Вечером <пришел> с зонтом. В задних рядах мест нет, иду – с зонтом – в пустующие первые. Михалков жестом приглашает в президиум. Я мимикой же отклоняю это любезное приглашение.

Председательствует Алексин. Поднимается и заявляет:

– На утреннем заседании С. В. Михалков назвал среди классиков детской литературы А. И. Пантелеева. А. И. присутствует в зале.

Аплодисменты, в овацию, однако, не переходящие».

Вроде бы рассказано с хладнокровной усмешкой. Алексею ли Ивановичу было не знать, кто такой Михалков и чего стоят слова Алексина и аплодисменты детской секции. Но через несколько дней:

«…Глупо огорчился, не найдя в газетах своего имени в докладе Михалкова».

Разумеется, он был классик – в самом прямом и буквальном смысле. То есть автор образцовых сочинений. Эталонных. Реализующих норму – стилистическую и нравственную – и лингвистическую заодно. Лучше Лидии Корнеевны не скажешь:

«…Пишете Вы, как очень сейчас немногие, на коренном, основном, русском языке. А этот основной язык, по природе своей, не зыбок, не двусмыслен, не уклончив, не лжив. Он дезинфекция против всего, он выражает правду.

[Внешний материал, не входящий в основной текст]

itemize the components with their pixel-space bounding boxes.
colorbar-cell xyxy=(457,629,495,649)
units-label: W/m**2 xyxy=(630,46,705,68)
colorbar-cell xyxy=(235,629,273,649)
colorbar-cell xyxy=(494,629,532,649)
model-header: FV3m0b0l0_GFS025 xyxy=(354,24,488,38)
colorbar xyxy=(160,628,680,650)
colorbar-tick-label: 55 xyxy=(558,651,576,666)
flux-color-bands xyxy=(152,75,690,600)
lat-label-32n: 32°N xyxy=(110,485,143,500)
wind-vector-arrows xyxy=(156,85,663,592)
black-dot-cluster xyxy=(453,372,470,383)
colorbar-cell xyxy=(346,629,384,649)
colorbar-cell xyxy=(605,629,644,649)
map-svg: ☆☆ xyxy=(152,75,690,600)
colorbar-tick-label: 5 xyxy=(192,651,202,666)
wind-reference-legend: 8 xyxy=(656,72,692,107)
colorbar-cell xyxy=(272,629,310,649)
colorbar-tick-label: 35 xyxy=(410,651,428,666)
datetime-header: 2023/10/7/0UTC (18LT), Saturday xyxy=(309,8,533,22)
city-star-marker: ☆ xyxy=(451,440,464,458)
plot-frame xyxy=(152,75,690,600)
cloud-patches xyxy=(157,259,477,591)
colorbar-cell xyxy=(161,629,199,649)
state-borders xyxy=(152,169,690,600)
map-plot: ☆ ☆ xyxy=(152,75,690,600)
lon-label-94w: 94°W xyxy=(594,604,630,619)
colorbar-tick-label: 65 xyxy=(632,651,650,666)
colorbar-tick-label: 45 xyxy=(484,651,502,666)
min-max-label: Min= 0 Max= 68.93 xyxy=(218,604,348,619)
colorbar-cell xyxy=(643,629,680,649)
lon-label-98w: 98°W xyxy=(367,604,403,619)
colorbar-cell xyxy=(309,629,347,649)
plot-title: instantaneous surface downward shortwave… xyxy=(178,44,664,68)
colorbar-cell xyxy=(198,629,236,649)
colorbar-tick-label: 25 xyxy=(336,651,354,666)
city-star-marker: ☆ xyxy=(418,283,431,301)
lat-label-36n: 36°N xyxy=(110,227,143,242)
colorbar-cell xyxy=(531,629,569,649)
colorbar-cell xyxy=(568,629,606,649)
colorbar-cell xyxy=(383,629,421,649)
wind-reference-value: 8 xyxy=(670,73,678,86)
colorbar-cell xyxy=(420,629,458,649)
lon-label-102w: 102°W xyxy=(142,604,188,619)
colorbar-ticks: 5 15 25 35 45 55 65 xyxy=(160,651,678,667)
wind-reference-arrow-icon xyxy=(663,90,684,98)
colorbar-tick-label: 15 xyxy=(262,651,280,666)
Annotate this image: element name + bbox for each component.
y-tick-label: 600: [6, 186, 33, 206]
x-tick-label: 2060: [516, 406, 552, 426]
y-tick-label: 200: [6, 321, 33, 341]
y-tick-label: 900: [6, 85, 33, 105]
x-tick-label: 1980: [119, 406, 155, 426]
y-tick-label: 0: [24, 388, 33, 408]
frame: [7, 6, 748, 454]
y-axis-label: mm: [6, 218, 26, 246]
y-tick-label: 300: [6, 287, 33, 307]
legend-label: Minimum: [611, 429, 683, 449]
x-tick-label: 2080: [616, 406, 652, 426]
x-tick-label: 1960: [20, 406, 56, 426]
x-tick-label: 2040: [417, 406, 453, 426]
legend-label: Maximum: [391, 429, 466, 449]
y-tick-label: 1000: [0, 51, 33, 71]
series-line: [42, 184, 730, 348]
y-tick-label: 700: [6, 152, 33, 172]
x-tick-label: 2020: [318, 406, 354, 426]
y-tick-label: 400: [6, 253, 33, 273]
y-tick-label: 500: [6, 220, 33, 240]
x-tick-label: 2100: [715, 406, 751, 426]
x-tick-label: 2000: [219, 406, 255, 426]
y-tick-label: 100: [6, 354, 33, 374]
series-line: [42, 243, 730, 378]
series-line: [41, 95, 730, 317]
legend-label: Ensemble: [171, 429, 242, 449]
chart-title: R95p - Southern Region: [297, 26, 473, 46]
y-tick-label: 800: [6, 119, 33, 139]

Вот почему я думаю – и это есть моя главная мысль о Вас, – что Вы принадлежите к числу русских писателей-классиков, что Вы – классик. Я произношу это не как комплимент, не как похвалу к юбилею, а как свое давнее, выношенное, точное убеждение» (Л. К. Чуковская – А. И. Пантелееву. 11.X.1978).

Однако в советской словесности классик было звание генеральское. Неотделимое от гос премий и золотых звезд за геройский соцтруд (гертруд).

В эпоху застоя генерал-полковником детской литературы был, ясное дело, сам Михалков. Генерал-майором – вероятно, Агния Барто. И какие-то другие, уже не припомнить. Которые умели ну очень звонко выразить, какое счастье – жить в СССР.

Л. Пантелеев не умел. Писал, не повышая голоса. На частоте, в лучшем случае, капитанской. И свои два ордена Трудового Красного Знамени, а также право на два собрания сочинений получил главным образом за выслугу лет: нельзя же совсем не замечать человека, который работает так давно. Его почти каждый даже партийный руководитель в невинном своем детстве читал.

Читал, но, к счастью для себя, не принял к сердцу слишком близко. Эта проза была какая-то требовательная, неуступчиво добродетельная, назидательная. Про то, что врать, трусить, лениться, грубить – стыдно. И про то, что жизнь – не сплошь праздник. С одной стороны – очевидная истина, и не поспоришь. С другой – ну не так же все просто; с такими – прекрасными для малышей – истинами не уйдешь далеко, немногого добьешься, а можно и вовсе пропасть.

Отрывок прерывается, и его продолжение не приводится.